Frammentazione semantica
di Silvia Sacchelli
illustrazione di @seb_agresti x medium
Capitale semantico vs unanimità
Un team di neuroscienziati del MIT ha osservato cosa accade nella nostra mente quando scriviamo con o senza il supporto dell’intelligenza artificiale [Il Corriere].
Tre gruppi, tre modi di scrivere: a mano libera, con Google, con ChatGPT. I risultati sono inequivocabili: più è avanzato il supporto, più si spegne l’attività cerebrale.
Chi ha usato solo il proprio pensiero ha attivato aree legate alla creatività, al controllo, alla costruzione del senso. Chi ha usato il motore di ricerca ha visto decrescere fino al 48% l’attività del cervello. Infine, chi ha usato l’IA ha prodotto testi più omogenei, apparentemente corretti, ma con un’attivazione cerebrale minore del 55%; nella quasi totalità dei casi, i partecipanti non riuscivano a ricordare le frasi che avevano “scritto” appena pochi minuti prima. Come se le parole non fossero davvero passate da loro.

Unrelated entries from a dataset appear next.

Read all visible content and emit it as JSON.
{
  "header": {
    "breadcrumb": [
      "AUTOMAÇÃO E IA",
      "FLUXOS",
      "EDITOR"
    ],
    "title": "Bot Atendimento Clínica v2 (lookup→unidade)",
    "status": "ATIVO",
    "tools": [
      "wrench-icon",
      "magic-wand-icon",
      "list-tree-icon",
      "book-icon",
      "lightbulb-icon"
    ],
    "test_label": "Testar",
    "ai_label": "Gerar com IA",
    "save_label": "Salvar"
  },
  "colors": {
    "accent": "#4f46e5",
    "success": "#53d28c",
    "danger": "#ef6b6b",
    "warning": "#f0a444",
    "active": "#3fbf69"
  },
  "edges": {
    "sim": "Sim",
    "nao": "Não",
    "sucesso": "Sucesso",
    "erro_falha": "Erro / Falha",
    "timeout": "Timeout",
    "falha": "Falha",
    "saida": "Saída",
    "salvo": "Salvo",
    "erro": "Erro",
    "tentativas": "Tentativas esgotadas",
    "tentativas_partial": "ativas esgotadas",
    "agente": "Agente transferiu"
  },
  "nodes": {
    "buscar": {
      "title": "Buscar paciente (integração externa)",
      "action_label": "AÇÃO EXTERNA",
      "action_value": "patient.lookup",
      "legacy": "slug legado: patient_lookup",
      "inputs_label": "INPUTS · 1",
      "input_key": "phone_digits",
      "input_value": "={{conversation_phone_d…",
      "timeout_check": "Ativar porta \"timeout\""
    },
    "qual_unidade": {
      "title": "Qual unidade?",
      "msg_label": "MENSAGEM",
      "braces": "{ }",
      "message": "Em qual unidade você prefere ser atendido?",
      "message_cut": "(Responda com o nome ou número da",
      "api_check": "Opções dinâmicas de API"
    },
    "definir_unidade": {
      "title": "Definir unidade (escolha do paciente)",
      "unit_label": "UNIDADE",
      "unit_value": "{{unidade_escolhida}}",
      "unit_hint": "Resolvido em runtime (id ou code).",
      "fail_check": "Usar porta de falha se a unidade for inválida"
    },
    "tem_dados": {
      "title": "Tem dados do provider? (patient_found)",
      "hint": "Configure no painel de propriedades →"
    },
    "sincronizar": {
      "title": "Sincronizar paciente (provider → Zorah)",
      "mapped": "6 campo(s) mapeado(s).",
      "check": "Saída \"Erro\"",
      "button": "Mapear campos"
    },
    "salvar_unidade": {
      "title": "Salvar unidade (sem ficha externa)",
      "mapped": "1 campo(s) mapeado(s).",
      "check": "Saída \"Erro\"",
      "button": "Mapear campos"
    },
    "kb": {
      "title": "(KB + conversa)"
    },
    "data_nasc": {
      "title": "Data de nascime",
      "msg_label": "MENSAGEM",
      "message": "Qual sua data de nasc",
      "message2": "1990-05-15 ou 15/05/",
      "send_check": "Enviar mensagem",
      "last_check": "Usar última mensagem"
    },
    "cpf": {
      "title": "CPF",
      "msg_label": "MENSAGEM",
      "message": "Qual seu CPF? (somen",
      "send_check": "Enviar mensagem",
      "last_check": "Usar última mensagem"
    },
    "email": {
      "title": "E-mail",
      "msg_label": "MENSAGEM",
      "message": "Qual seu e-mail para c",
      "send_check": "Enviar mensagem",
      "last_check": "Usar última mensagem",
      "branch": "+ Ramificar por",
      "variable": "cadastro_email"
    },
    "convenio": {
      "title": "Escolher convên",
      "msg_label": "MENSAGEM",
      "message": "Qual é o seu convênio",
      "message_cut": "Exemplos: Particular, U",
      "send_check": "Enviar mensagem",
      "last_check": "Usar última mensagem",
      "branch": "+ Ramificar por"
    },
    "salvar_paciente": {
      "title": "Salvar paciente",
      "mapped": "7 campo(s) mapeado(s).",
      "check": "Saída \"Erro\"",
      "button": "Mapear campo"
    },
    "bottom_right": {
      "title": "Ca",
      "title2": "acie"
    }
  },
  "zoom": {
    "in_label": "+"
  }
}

Lo studio parla di debito cognitivo, ma si potrebbe dire anche: debito semantico. Scrivere senza pensare, parlare senza essere presenti, usare le parole come involucri ben formati, ma vuoti. Tutto questo non solo affatica meno il cervello e quindi lo impigrisce, ma erode il nostro legame con ciò che comunichiamo.
Ed è qui che inizia la frammentazione semantica: quando il linguaggio funziona, ma non significa più nulla per chi lo usa.
Il risultato è che produciamo testi meno capaci di creare sintonia.
Ma come ci siamo arrivati?
Leggi la newsletter completa: Pocherighe #198 – Frammentazione semantica
Una nuova Babele
Uno strumento come ChatGPT ci restituisce parole in perfetto ordine sintattico, ma senza il peso dell’esperienza, senza la fatica del dubbio, senza la fragilità dell’intenzione. E noi, a forza di affidarci a una lingua che sa tutto, ma non ha vissuto niente, rischiamo di diventare simili a lei: lucidi, efficienti, ma vuoti.
Quella che abitiamo oggi è una Babele chiassosa. Parole dappertutto. Non ci serve più una torre per provare a raggiungere il cielo, ci basta un prompt. Ma quanto più in alto arriviamo con la tecnologia, tanto meno sembriamo capaci di costruire qualcosa insieme, qui a terra.
E se la torre non si spezza, sono il senso, il significato e l’etica a svanire lungo la salita.
In questa Babele ipertecnologica, capirsi non è più un punto di partenza, ma una decisione attiva da prendere. Possiamo scrivere, parlare, ascoltare, non per produrre più contenuti, ma per costruire più senso. Ogni parola che scegliamo è una presa di posizione sulla realtà che vogliamo abitare, è un atto di distruzione verticale e ricostruzione orizzontale.
Scrivere è un atto politico e poetico insieme.
E la dice lunga sul tipo di relazione che vogliamo ancora poter costruire con l’altro.
Parole sentite per relazioni di valore.